- Ethereum’s exchange supply hits a decade-low, reducing sell pressure on ETH.
- ETH price drops 47% since December 2024, underperforming peers.
- Fee revenue and total value locked decline, with Ethereum ETFs as a potential boost.
The Ethereum supply on centralized exchanges stands as low as it has in nearly a decade at 8.97 million ETH, its lowest since November 2015. That precipitous decline in supply has been a result of increasing use of decentralized finance (DeFi) and staking activity, where investors lock their funds up rather than leaving them on exchanges.
As a result, selling pressure decreased, demonstrating long-term accumulation patterns. For the past seven weeks, exchange-based Ethereum supply declined by 16.4%, demonstrating the market dynamics shift now that only 7.4% of total ETH supply remains in saleable form.
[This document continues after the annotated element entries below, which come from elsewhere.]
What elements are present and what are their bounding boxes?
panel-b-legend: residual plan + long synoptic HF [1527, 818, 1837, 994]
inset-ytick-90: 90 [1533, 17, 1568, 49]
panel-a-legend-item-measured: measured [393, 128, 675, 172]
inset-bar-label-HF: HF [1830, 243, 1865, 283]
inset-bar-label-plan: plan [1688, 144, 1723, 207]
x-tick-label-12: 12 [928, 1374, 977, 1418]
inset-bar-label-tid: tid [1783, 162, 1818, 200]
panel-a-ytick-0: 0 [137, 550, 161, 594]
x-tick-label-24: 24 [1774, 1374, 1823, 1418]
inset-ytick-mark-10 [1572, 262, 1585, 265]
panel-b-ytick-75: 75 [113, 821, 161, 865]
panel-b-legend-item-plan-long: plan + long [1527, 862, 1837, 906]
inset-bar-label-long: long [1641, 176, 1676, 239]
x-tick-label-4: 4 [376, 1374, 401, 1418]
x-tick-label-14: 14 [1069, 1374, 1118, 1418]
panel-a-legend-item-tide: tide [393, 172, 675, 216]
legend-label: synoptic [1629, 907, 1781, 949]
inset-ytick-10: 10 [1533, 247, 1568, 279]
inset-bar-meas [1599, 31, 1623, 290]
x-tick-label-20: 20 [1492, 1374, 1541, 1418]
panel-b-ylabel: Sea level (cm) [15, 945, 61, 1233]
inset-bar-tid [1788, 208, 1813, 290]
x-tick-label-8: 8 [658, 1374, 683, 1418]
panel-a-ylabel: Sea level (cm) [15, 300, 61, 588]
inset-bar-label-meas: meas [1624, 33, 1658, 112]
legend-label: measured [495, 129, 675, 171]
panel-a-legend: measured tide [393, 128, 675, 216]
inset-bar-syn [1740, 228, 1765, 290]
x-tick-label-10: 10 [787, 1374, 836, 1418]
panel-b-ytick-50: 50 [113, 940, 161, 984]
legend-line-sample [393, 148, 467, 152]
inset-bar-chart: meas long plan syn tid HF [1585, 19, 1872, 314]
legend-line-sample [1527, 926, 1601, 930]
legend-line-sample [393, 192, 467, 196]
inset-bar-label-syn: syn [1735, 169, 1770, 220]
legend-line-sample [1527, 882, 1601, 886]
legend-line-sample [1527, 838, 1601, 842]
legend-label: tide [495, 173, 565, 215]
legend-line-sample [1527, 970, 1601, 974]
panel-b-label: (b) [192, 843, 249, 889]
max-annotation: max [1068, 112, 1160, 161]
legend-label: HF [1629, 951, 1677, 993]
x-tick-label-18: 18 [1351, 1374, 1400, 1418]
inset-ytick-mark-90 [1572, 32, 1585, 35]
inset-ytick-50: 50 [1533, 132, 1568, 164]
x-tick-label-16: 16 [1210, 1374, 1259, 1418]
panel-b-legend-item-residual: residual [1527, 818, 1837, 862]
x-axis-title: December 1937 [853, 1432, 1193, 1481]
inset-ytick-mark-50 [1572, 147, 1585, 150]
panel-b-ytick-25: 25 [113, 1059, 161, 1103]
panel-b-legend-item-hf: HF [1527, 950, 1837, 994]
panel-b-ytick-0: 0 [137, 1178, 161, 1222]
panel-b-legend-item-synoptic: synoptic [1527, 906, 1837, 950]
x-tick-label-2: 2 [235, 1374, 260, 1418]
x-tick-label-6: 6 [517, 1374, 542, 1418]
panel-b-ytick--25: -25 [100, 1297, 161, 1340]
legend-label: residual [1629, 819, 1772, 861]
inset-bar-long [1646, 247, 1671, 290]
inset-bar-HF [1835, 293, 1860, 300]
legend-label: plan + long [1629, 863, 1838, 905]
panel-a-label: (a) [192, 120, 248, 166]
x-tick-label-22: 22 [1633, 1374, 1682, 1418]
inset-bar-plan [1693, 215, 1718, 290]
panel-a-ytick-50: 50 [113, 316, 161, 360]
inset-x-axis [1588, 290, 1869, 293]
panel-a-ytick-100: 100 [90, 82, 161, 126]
Decline in Ethereum Supply on Exchanges
Despite there being such a supply constraints, the price of Ethereum has yet to see the anticipated surge. Until the 21st of March, ETH has reduced by 47% from December 2024’s high price of $4,105 to $1,990 today. This is among the worst recent performances of one of the largest cryptos.
Standard Chartered analysts have trimmed their fourth quarter 2025 price target on ETH to $4,000 from $10,000 due to increased rivalry from Ethereum layer-2 options. Such layer-2 networks are cheaper as well, which is more attractive to users, siphoning off activity from the mainnet on Ethereum.
The fall in the price and volume of trading of Ethereum has also helped to significantly contribute to its fee revenues. The fee revenue of Ethereum has fallen from $218 million in December 2024 to a paltry $46 million up to February 2025. Additionally, its TVL has fallen from $76 billion in December to $46 billion, indicating a fall in the general usage and adoption.

But Ethereum might receive a lifeline someday with staking exchange-traded funds (ETFs). The Chicago Board Options Exchange and the New York Stock Exchange both submitted proposals to the U.S. Securities and Exchange Commission to allow Ethereum staking in ETFs, potentially attracting institutional capital.
In short, though Ethereum is trying to cope with dwindling exchange supply and dipping price, its future lies in how it might attract more institutional investment and change its fee revenue model. The market is waiting, and it is only a matter of time to see whether Ethereum can come out of this challenging phase.